Подошла женщина с тряпкой в руке, вытирает стол, говорит:
Гражданин, вам надо уйти! У нас сейчас, посмотрите сколько людей… Обед. И не забудьте посуду…
Уходит, покачивая грязными серыми бедрами и серой тряпкой в правой руке. Подходит к другому столику, вытирает его, обернулась, смотрит тупо и вздорно в мою сторону. Тут я окончательно раздражаюсь, сваливаю на поднос посуду, иду к окошку посудомойки, ставлю поднос на столик у окошка, останавливаю взгляд на реденьких усиках мойщицы с красными по локоть руками, делаю два шага спиной, поворачиваюсь и крупно, грубо шагаю в туалет и затем выхожу на улицу.
Тем же крупным шагом возвращаюсь, но не хочется.
Подхожу к женщине с тряпкой.

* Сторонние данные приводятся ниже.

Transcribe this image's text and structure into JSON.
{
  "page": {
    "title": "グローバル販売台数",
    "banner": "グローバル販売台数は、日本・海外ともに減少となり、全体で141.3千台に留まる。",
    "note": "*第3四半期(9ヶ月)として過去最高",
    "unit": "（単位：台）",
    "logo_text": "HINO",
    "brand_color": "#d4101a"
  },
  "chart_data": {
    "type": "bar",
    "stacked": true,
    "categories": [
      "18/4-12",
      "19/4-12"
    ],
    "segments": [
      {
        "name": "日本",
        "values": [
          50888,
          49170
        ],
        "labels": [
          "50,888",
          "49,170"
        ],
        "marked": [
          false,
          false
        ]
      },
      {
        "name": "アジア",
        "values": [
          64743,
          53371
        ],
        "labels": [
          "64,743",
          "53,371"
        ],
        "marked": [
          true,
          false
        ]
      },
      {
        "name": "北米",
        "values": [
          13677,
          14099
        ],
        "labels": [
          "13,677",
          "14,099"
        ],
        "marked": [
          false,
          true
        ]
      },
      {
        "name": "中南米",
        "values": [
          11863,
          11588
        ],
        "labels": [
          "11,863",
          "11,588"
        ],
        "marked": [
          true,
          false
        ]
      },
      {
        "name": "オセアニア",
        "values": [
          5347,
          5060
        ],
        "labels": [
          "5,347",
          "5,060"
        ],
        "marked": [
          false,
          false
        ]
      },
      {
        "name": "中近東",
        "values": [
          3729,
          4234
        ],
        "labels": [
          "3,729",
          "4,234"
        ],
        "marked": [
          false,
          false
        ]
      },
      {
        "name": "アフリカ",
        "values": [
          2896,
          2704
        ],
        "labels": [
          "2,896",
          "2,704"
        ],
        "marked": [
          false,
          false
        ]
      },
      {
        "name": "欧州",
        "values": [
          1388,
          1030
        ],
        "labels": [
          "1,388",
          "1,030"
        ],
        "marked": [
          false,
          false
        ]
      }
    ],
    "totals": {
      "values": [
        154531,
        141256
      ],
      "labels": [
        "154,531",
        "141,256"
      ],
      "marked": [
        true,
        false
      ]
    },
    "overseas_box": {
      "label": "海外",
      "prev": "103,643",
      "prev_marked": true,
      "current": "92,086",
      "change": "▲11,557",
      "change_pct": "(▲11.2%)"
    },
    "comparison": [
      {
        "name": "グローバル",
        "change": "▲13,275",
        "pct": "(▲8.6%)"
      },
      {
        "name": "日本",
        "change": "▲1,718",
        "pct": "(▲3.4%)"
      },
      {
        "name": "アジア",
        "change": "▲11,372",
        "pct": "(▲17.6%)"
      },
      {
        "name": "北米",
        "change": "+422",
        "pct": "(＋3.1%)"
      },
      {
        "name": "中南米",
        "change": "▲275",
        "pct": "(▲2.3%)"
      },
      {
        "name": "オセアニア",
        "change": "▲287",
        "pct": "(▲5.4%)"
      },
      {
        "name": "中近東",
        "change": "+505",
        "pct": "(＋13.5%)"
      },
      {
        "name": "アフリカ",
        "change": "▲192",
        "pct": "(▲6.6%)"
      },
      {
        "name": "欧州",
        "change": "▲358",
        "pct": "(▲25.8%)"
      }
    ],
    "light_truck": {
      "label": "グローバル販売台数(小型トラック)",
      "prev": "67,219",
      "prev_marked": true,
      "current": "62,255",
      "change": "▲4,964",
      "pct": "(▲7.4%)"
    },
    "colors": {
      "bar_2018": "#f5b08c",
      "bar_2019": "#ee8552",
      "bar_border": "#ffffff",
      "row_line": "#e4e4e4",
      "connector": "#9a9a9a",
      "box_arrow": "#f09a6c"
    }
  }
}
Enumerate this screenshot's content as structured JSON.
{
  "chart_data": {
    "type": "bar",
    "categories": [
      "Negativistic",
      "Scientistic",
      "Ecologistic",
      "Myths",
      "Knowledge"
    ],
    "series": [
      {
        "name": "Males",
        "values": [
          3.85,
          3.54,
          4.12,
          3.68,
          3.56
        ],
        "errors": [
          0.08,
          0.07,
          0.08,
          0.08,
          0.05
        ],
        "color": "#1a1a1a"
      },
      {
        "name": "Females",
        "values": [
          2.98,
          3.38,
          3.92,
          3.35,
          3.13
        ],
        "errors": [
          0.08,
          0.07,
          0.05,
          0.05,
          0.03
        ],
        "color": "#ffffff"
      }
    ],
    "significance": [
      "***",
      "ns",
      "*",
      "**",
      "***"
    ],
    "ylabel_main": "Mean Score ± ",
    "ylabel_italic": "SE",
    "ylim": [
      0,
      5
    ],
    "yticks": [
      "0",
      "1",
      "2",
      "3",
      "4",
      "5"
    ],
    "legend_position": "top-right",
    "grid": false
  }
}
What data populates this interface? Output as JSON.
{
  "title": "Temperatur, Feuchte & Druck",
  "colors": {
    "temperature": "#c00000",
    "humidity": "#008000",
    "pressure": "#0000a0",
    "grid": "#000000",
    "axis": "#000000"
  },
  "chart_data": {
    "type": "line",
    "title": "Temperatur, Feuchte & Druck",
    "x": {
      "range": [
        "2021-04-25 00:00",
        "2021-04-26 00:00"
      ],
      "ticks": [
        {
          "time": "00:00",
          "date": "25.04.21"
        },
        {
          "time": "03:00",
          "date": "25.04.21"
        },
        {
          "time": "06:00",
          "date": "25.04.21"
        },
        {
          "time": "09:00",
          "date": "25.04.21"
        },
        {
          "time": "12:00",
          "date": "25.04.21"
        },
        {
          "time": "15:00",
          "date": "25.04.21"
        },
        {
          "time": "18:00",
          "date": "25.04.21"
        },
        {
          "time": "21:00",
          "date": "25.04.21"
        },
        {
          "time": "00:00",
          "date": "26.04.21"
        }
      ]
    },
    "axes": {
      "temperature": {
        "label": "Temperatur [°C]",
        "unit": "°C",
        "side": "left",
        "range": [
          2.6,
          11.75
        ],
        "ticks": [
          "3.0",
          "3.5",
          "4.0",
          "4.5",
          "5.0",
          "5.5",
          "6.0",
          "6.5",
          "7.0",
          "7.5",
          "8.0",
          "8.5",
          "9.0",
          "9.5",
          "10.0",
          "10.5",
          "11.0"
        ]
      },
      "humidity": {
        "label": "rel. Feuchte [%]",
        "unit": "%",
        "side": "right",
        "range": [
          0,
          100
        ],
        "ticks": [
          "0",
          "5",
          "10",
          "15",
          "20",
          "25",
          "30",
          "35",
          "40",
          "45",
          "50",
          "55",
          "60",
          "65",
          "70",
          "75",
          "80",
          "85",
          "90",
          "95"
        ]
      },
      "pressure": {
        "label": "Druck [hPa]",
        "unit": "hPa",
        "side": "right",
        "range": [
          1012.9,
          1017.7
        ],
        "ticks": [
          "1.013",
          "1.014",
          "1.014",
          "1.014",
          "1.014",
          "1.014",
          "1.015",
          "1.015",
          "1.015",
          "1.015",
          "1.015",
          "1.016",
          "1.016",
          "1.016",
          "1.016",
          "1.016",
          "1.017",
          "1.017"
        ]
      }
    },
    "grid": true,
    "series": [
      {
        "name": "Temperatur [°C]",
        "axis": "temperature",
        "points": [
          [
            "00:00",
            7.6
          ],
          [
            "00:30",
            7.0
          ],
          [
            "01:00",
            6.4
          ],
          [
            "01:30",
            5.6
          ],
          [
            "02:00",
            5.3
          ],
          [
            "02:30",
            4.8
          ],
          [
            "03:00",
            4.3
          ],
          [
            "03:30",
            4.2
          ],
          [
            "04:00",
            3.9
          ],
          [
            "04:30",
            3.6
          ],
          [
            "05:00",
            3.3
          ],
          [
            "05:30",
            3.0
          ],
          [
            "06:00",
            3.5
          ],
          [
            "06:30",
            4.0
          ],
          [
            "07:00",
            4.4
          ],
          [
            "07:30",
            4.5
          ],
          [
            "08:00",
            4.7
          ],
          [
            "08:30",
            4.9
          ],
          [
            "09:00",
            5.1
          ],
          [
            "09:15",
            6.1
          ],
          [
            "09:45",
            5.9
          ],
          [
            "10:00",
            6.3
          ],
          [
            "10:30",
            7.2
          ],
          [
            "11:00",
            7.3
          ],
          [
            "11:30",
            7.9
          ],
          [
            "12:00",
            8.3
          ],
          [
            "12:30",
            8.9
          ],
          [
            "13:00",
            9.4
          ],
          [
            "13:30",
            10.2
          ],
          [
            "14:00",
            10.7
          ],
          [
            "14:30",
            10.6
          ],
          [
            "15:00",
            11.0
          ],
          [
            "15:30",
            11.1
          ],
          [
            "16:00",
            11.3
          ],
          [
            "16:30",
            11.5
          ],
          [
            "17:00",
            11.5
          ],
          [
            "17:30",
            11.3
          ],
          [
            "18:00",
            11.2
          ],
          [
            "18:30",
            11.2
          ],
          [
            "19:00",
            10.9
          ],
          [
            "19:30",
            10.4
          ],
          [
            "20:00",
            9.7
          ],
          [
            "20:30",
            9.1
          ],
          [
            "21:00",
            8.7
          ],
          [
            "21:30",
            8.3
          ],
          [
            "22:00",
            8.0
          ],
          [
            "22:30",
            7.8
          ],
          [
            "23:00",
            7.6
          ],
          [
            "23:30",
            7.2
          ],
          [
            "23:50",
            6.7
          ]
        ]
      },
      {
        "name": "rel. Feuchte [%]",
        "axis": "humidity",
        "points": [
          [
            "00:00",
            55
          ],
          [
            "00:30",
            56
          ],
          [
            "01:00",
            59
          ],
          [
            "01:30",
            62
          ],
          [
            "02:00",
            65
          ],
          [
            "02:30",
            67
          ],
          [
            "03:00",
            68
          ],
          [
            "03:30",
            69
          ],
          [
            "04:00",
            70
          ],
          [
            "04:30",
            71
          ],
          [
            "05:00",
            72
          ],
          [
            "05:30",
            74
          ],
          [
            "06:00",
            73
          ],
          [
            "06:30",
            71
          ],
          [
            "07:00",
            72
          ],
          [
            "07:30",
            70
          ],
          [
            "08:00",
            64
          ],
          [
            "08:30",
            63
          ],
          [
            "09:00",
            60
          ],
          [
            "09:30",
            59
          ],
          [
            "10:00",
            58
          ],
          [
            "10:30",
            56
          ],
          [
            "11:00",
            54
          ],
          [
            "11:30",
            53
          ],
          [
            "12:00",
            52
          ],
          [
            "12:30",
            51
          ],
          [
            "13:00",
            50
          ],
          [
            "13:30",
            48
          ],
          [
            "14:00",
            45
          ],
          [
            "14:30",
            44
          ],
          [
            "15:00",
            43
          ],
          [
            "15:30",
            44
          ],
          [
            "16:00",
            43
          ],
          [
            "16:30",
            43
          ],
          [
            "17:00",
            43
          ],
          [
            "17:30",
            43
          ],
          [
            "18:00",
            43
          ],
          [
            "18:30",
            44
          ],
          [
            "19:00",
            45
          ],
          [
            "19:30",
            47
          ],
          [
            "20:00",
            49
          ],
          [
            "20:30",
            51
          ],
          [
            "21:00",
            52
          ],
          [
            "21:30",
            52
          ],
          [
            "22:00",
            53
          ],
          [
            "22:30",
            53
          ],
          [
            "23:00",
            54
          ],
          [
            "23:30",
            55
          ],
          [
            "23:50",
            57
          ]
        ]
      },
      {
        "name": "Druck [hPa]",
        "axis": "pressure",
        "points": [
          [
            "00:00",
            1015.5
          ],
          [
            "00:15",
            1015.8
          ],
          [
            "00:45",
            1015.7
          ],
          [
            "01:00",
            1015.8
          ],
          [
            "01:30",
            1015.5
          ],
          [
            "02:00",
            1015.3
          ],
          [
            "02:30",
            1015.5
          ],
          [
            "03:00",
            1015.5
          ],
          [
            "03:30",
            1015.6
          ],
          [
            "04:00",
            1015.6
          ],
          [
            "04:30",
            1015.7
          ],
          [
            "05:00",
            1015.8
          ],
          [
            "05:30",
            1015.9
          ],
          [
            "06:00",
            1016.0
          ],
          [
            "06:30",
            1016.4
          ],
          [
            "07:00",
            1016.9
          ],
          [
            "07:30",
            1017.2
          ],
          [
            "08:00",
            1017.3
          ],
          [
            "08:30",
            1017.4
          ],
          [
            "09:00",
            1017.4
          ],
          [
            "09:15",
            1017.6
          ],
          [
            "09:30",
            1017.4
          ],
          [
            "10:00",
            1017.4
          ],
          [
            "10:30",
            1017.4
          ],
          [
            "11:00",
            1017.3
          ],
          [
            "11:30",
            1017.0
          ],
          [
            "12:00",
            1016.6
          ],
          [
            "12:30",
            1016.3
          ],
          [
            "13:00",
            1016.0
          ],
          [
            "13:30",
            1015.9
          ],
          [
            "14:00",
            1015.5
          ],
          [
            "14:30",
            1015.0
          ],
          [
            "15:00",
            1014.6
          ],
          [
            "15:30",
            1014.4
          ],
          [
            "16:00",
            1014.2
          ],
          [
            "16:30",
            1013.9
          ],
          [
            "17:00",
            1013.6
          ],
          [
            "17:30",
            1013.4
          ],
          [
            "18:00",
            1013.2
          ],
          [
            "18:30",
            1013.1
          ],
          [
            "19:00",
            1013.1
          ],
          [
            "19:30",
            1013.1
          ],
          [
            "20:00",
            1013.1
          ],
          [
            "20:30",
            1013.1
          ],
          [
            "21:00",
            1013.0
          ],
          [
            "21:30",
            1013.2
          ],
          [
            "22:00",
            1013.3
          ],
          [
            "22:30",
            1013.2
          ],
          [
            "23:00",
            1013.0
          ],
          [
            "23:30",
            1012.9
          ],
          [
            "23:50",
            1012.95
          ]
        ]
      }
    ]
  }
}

Говорю. Рот парализован. Губы не растягиваются до конца. Муторно мне говорить с женщиной глупой.
– Вы кого-нибудь, кроме себя, замечаете в этом мире?
– Не волнуйтесь, любезный, тебя замечаю.
А я вижу перед собой лицо с широкими черными бровями и рыжие волосы, нос с горбинкой. А вчера в автобусе видел женщину с рыжими волосами и сумасшедшим котом на коленях.
Она кивает и машет тряпкой. От тряпки пахнет.